Risk-Adjusted Performance

0 of 100

 
Weak
 
Strong
Weak
Over the last 90 days Mid Cap 15x Strategy has generated negative risk-adjusted returns adding no value to fund investors. In spite of fairly strong fundamental indicators, Mid Cap is not utilizing all of its potentials. The current stock price disturbance, may contribute to short-term losses for the investors.

Fidelity Series and Mid Cap Volatility Contrast

   Predicted Return Density   
       Returns  

Pair Trading with Fidelity Series and Mid Cap

The main advantage of trading using opposite Fidelity Series and Mid Cap positions is that it hedges away some unsystematic risk. Because of two separate transactions, even if Fidelity Series position performs unexpectedly, Mid Cap can make up some of the losses. Pair trading also minimizes risk from directional movements in the market. For example, if an entire industry or sector drops because of unexpected headlines, the short position in Mid Cap will offset losses from the drop in Mid Cap's long position.
The idea behind Fidelity Series Emerging and Mid Cap 15x Strategy pairs trading is to make the combined position market-neutral, meaning the overall market's direction will not affect its win or loss (or potential downside or upside).
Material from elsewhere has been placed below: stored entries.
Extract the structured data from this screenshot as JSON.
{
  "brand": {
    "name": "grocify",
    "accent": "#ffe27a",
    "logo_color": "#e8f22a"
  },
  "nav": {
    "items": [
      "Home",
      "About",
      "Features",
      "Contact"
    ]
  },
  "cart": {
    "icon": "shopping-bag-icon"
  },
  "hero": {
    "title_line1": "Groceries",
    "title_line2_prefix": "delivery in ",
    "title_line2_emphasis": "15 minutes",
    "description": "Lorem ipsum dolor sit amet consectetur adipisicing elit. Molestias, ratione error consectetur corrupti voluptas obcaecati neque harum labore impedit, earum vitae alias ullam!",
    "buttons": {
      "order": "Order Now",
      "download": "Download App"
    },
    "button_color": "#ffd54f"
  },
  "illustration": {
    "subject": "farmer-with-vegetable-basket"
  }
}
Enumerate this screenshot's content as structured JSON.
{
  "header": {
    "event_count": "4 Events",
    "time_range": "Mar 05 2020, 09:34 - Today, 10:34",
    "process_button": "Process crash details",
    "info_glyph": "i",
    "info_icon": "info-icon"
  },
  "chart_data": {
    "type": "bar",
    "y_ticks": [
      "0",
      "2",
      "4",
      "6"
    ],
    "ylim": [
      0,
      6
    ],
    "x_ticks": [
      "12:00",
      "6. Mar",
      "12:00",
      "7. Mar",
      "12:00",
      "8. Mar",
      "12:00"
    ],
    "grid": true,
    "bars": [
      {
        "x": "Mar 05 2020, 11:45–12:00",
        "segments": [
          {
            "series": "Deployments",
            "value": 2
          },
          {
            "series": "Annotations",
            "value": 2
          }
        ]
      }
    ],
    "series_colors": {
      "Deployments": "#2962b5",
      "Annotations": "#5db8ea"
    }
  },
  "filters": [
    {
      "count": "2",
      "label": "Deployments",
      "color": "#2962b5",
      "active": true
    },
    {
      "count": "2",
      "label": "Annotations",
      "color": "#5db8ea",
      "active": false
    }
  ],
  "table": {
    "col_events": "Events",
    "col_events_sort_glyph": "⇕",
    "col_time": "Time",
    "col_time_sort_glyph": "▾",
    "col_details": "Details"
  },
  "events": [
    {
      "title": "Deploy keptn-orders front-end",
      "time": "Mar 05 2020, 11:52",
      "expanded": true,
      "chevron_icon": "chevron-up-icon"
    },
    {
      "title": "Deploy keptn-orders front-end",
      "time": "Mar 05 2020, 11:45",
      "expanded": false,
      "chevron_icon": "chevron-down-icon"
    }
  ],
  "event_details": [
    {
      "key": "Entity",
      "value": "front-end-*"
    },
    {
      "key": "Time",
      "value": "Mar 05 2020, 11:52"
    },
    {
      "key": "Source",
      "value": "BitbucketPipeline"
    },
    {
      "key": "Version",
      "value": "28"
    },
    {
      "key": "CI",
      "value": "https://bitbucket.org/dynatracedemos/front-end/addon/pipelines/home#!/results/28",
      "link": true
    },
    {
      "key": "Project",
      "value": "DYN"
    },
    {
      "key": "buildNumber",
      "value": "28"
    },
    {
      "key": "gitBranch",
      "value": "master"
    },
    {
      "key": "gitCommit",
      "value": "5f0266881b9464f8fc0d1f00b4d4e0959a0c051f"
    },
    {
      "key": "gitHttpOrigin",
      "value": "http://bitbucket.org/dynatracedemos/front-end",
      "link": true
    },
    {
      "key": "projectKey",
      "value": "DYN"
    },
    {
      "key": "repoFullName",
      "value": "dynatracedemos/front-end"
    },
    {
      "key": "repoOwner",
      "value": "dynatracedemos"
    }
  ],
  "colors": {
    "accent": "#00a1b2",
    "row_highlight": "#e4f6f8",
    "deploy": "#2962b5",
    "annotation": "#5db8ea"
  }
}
This can be achieved by designing a pairs trade with two highly correlated stocks or equities that operate in a similar space or sector, making it possible to obtain profits through simple and relatively low-risk investment.
Check out your portfolio center.
Note that this page's information should be used as a complementary analysis to find the right mix of equity instruments to add to your existing portfolios or create a brand new portfolio. You can also try the Pattern Recognition module to use different Pattern Recognition models to time the market across multiple global exchanges.